When Islamic militants infiltrate an elite British counter-narcotics programme in Afghanistan, disaster is averted thanks to ex-SAS soldiers John Patterson and Dusty Miller. But when fall-out from the affair threatens to topple the West’s fragile Afghan alliance and expose failings inside the UK’s new crime-fighting agency, John and Dusty suddenly find themselves on the wrong side of the law – and on the run.
One place on earth holds the key to clearing their names: Nuristan, a remote Afghan province and notorious terrorist haven. But their journey to freedom will thrust them deeper into the Afghan conflict than they ever imagined. Battling hostile terrain and Islamic fighters, John and Dusty emerge the unlikely saviours of an ancient community torn apart by both al-Qaeda and western forces.
From Bob Shepherd, former SAS soldier and bestselling author of The Circuit, comes an adventure inspired by Rudyard Kipling’s The Man Who Would Be King. An action-packed tale of honour and betrayal, The Infidel is thrilling, gripping and deeply relevant to the great political and military issues of our time.
Bob Shepherd on the story behind his debut novel…
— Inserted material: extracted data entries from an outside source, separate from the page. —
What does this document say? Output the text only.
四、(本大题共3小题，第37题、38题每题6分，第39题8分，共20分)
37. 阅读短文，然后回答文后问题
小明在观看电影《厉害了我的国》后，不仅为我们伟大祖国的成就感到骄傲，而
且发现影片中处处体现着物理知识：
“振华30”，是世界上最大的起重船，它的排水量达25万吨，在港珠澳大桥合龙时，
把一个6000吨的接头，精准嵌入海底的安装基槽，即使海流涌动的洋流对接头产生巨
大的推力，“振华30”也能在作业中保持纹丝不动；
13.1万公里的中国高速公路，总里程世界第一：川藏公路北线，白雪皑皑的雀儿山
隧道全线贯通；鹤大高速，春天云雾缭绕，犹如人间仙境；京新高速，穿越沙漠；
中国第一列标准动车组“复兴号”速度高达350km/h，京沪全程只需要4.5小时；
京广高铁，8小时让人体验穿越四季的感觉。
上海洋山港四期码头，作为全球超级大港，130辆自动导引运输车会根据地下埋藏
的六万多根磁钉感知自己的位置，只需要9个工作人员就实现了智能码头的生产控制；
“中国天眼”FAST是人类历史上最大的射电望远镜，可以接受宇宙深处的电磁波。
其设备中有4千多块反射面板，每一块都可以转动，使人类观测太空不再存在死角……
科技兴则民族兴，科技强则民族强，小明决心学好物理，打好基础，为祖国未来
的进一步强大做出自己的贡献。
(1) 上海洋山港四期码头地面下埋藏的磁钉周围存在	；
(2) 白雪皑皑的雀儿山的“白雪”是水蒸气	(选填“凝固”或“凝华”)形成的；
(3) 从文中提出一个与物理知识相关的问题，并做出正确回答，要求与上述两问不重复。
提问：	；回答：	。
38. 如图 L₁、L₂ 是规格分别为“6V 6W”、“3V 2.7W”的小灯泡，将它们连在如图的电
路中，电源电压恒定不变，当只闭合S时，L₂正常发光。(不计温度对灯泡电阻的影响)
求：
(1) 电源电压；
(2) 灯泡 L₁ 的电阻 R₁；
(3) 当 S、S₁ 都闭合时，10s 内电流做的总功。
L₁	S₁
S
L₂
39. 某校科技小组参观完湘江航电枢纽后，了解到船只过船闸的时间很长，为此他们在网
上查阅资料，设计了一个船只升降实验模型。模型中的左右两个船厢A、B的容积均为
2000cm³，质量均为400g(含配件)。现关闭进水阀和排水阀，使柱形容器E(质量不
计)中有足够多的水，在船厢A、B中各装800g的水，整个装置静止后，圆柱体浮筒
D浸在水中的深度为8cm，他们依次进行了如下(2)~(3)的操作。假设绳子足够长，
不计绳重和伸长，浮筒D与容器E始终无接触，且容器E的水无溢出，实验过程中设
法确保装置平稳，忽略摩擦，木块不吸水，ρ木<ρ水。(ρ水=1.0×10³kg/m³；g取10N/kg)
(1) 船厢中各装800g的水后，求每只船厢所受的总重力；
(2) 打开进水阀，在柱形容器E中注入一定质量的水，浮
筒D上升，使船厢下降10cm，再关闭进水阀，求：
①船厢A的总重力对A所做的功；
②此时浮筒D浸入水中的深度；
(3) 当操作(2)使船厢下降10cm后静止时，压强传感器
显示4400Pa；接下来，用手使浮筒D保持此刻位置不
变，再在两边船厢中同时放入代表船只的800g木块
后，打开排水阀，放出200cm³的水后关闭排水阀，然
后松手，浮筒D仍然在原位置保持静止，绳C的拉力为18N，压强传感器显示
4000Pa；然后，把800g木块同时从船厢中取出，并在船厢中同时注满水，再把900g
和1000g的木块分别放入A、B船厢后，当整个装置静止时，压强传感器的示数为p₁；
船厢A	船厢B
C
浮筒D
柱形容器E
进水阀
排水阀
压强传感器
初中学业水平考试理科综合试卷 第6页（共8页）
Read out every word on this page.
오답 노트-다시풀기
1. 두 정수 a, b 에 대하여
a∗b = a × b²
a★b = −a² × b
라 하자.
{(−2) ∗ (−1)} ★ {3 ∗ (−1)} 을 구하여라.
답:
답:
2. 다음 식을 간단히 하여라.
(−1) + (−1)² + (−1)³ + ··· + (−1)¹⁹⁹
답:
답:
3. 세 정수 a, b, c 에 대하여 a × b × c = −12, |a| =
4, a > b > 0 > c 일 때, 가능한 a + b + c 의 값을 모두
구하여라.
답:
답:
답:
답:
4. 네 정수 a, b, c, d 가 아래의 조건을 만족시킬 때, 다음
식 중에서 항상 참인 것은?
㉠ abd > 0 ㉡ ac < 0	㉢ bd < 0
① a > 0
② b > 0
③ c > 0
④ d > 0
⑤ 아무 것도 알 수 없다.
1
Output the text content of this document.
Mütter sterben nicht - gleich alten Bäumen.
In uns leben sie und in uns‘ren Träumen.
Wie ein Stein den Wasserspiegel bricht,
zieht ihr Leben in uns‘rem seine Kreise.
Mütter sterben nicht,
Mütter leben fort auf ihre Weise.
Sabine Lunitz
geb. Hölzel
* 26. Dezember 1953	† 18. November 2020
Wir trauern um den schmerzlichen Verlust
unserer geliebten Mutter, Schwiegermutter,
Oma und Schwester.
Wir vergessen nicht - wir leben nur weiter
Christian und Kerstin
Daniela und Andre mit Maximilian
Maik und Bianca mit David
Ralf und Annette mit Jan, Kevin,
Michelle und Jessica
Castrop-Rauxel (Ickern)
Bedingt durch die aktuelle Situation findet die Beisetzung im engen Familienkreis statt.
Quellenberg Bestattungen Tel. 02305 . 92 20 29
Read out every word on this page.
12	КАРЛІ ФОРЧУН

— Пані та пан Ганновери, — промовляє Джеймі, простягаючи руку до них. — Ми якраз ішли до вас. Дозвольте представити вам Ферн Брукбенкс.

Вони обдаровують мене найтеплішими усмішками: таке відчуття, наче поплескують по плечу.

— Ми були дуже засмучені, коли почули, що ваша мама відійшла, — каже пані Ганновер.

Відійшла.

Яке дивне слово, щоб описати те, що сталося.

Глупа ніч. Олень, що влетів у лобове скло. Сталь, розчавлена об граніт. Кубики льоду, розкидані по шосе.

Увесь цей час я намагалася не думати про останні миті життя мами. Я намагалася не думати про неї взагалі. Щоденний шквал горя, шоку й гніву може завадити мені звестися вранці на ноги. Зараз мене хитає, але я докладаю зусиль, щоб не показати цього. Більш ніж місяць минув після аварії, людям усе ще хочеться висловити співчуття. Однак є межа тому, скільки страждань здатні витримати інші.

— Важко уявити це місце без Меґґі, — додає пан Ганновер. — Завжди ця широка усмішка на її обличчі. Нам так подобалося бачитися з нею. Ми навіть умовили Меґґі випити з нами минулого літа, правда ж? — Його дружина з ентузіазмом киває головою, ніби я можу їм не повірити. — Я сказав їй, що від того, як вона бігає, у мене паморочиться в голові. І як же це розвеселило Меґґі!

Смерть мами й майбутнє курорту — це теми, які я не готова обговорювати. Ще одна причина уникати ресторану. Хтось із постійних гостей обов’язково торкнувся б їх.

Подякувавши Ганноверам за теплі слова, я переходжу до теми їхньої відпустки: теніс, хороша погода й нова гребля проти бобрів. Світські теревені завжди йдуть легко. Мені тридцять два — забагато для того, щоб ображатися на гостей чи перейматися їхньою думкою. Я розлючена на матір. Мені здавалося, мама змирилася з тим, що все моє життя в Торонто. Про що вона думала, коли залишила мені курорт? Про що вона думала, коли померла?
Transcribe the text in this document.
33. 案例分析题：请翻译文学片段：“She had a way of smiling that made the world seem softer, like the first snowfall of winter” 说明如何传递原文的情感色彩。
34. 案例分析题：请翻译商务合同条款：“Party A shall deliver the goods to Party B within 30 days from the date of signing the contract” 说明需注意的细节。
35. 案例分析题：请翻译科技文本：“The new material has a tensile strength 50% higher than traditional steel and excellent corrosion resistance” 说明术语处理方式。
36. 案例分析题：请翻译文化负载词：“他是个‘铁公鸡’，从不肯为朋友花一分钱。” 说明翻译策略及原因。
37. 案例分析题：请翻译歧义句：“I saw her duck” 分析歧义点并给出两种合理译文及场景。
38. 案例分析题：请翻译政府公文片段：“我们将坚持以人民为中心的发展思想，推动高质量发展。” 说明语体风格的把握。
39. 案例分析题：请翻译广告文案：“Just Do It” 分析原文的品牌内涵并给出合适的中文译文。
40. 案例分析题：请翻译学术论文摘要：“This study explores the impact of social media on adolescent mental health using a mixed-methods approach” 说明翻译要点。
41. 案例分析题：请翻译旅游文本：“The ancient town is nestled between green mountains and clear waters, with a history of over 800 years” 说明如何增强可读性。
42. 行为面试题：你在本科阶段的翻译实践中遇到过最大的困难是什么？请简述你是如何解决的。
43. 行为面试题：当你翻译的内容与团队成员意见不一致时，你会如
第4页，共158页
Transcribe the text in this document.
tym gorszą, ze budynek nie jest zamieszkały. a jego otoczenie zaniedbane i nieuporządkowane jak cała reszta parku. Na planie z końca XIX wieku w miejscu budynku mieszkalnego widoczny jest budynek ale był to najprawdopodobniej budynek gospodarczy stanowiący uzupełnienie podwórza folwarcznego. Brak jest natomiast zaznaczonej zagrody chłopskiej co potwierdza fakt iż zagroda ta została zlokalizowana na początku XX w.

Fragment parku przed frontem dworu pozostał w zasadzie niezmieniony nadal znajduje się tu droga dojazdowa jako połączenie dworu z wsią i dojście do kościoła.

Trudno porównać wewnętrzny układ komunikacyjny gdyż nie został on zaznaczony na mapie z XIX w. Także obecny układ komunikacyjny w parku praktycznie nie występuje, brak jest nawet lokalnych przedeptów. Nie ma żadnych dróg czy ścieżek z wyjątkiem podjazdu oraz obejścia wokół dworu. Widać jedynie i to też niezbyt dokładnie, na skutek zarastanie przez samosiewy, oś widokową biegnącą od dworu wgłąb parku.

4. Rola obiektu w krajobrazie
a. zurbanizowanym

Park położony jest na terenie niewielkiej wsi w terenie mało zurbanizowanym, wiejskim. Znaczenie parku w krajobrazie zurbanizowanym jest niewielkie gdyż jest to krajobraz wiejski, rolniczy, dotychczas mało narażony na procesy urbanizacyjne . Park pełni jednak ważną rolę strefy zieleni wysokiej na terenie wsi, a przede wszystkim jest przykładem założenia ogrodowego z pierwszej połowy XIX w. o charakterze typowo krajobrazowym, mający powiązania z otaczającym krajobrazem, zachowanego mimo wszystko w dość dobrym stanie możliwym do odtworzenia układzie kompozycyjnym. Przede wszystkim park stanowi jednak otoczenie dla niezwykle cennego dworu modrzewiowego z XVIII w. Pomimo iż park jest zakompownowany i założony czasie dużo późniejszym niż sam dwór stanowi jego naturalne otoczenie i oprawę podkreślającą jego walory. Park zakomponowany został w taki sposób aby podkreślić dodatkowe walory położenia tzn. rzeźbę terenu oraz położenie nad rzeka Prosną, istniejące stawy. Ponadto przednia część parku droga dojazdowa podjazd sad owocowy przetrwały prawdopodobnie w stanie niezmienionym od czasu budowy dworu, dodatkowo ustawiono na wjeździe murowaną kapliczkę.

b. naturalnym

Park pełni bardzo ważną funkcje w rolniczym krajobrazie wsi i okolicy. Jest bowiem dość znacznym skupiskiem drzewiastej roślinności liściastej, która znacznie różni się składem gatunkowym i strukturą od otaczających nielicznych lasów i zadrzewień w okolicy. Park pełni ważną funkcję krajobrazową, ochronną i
In spring 2007, I had the opportunity to travel to Nuristan with the first western television news crew embedded with ISAF forces in the region. I was instantly captivated by the people and the landscape. Nuristan harbours some of the most inaccessible terrain on the planet; soaring sheer-faced mountains, deep valleys cut by wide, fast flowing rivers, dirt tracks so narrow men must walk along them single file. Roads are practically non-existent and most villages can only be accessed on foot or by air. The area is so impregnable that at the time, Osama bin Laden was rumoured to be hiding there.
A hostile environment in every sense, I knew Nuristan would be the setting for my first novel. Of course, this is not an original idea. Nuristan provided the backdrop for Rudyard Kipling’s timeless classic, The Man Who Would Be King. When I returned from my trip, I purchased a copy of the story (I confess without shame that until then I had only seen the film starring Sean Connery – a fellow Scot and my favourite actor). Needless to say, I was blown away by what I read. While some of Kipling’s descriptions and observations were obviously a product of his time, aspects of his story are still tremendously relevant today. That’s when the idea came to me. I would write an updated version of The Man Who Would Be King. Thus The Infidel was born.
Throughout The Infidel, I pay homage to Kipling’s original tale; reinventing key scenes against the backdrop of the current war in Afghanistan; inserting references to freemasonry (which played a central role in Kipling’s classic). It’s a bit like a recording artist finding inspiration in a classic track. There are echoes of the familiar in The Infidel, but the end product is something fresh and contemporary– an allegory of the current western military campaign in Afghanistan.
Let me be clear; I’m not a Kipling scholar. I’m an off the street kid who grew up in a council tenement in Scotland. But what I lack in formal schooling, I more than make up for in real-life experience. Having worked as a security advisor in Afghanistan since early 2004, I’ve seen first-hand what is really going on at ground level in the country. It is a difficult war to decipher; politically and militarily. With The Infidel I tried to produce a novel that would be a cracking good read and shed some light on one of the most important conflicts of our time. I hope you enjoy it.